Agli appassionati di tecnologia non sarà sfuggita la notizia di qualche giorno fa, mai smentita né confermata ufficialmente: Sycamore, il computer quantistico di Google, sarebbe riuscito a conseguire la cosiddetta supremazia quantistica: svolgere, per la prima volta al mondo, una serie di operazioni che i computer tradizionali impiegherebbero decine di migliaia di anni a svolgere… e l’ha fatto in pochi minuti!
Nel dettaglio, Sycamore sarebbe riuscito a dimostrare che una sequenza di numeri casuali è realmente casuale (un problema matematicamente molto complesso) in circa tre minuti e venti secondi; Summit, il supercomputer tradizionale più potente al mondo, ci impiegherebbe circa 10mila anni.
Il misterioso articolo della Nasa
Sul sito della Nasa è apparso un articolo intitolato “Quantum supremacy using a programmable superconducting processor” (tradotto: Supremazia quantistica usando un processore superconduttivo programmabile). Il paper è rimasto online per poche ore e poi rimosso, ma è bastato a qualcuno per salvarlo, divulgarlo e generare commenti controversi, supposizioni e speranze tra gli addetti ai lavori.
Cos’è un computer quantistico?
Le basi dell’informatica ci insegnano che l’unità minima di informazione di un processore convenzionale è il bit, un’entità binaria che può assumere i valori zero e uno a seconda del passaggio o meno di corrente. I processori tradizionali, quindi, ammettono solo due stati, legati al passaggio o al non-passaggio di corrente, cioè di un flusso di elettroni.
Invece, i processori quantistici usano i qubit, particelle subatomiche come fotoni o elettroni, che invece possono immagazzinare e trasportare molte più informazioni, amplificando enormemente la potenza di calcolo rispetto a quella di un computer (e di un supercomputer) classico.
Perché le particelle subatomiche sono “più veloci” nei calcoli?
Le leggi della meccanica quantistica ci spiegano che ogni particella è soggetta al cosiddetto principio di sovrapposizione, ossia che si possa trovare contemporaneamente, con probabilità diverse, in più stati differenti.
Tommaso Calarco, direttore del Jara-Institute Quantum Information e presidente dello European Quantum Flagship Network racconta: “Il principio di sovrapposizione consente di superare il dualismo acceso/spento e di veicolare molta più informazione: una particella quantistica può rappresentare contemporaneamente più stati”. Il qubit permette quindi di compiere moltissime operazioni contemporaneamente, parallelizzando i calcoli.
Arriverà un nuovo personal computer?
Questo non vuol dire che nel prossimo futuro tutti avremo un computer quantistico.

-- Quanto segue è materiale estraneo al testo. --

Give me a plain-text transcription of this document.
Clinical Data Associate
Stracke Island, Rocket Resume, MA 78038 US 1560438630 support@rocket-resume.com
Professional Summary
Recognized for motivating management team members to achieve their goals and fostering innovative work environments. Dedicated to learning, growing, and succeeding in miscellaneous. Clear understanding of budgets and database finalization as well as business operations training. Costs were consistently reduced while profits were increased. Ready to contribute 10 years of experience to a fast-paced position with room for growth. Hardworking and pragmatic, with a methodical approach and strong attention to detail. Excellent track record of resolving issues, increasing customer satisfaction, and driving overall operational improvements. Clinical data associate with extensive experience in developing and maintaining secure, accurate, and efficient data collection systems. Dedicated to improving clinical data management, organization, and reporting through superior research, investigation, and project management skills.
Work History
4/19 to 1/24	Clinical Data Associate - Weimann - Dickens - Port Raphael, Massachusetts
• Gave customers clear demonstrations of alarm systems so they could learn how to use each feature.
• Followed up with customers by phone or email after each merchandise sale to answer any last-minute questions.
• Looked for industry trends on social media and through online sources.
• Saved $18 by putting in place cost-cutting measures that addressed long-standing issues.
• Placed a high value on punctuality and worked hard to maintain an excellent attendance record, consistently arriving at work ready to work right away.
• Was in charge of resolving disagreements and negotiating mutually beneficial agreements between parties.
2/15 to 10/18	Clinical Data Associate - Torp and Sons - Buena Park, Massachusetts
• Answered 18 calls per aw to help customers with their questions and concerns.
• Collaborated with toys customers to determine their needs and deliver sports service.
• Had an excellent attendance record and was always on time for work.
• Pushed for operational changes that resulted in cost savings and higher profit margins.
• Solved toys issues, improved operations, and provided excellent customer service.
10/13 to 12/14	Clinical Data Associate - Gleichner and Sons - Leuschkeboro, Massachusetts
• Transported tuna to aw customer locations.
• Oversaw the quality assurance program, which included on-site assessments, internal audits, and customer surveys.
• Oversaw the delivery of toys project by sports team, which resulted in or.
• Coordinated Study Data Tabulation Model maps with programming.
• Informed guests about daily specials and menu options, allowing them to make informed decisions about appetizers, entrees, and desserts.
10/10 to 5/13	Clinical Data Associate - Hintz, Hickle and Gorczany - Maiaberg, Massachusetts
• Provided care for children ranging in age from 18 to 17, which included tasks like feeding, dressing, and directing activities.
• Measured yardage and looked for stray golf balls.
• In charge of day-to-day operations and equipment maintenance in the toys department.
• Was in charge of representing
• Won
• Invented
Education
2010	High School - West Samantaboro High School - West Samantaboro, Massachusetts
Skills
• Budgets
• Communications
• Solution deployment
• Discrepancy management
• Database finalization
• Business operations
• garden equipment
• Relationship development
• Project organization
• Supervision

Il “vecchio” processore rimarrà per molto tempo la soluzioni con i rapporto costo/beneficio più adatta a tutti gli usi, personali o lavorativi. Ma, in settori come la scienza dei materiali, l’industria farmaceutica, la fisica delle particelle, un processore quantistico potrebbe davvero rendendo possibili avanzamenti tecnologici di vastissima portata e difficili da prevedere a priori!
Appena pochi giorni prima del leak di Google, infatti, IBM aveva annunciato che a ottobre avrebbe consentito a ingegneri, fisici e informatici di accedere da remoto a un computer quantistico a 53 qubit, il maggiore mai messo a disposizione per uso esterno. Google, invece, ha a disposizione Sycamore, un computer a 54 qubit (uno dei quali sembra non funzionare come dovrebbe, e pertanto ne vengono utilizzati 53), e un altro sistema a 72 qubit, che al momento si è rivelato però troppo difficile da controllare.
L’instabilità dei sistemi quantistici
I sistemi quantistici sono estremamente delicati, e particolarmente suscettibili anche a impercettibili interferenze termiche ed elettromagnetiche: “Per dare un’idea della difficoltà enorme di gestire e controllare i computer quantistici”, ci spiega ancora Calarco, “si può pensare ai qubit come ai componenti di un’orchestra chiamata a suonare la nona sinfonia di Beethoven. Però ciascun musicista deve riuscire a farlo con guantoni da boxe alle mani e casco sulla testa. E in una stanza tenuta a novanta gradi di temperatura. È un compito veramente molto, molto difficile!”, e aggiunge, “È ancora decisamente troppo presto per immaginare tutte le applicazioni. Potrebbero essere davvero sterminate, e strabilianti. I prossimi passi sono anzitutto migliorare ulteriormente l’hardware, arrivando a controllare con precisione sistemi a 100 o più qubit, e poi lavorare allo sviluppo di algoritmi che permettano di arrivare al vantaggio quantistico”.
Chissà, forse un giorno, anche il thermal management sarà gestito da un processore quantistico!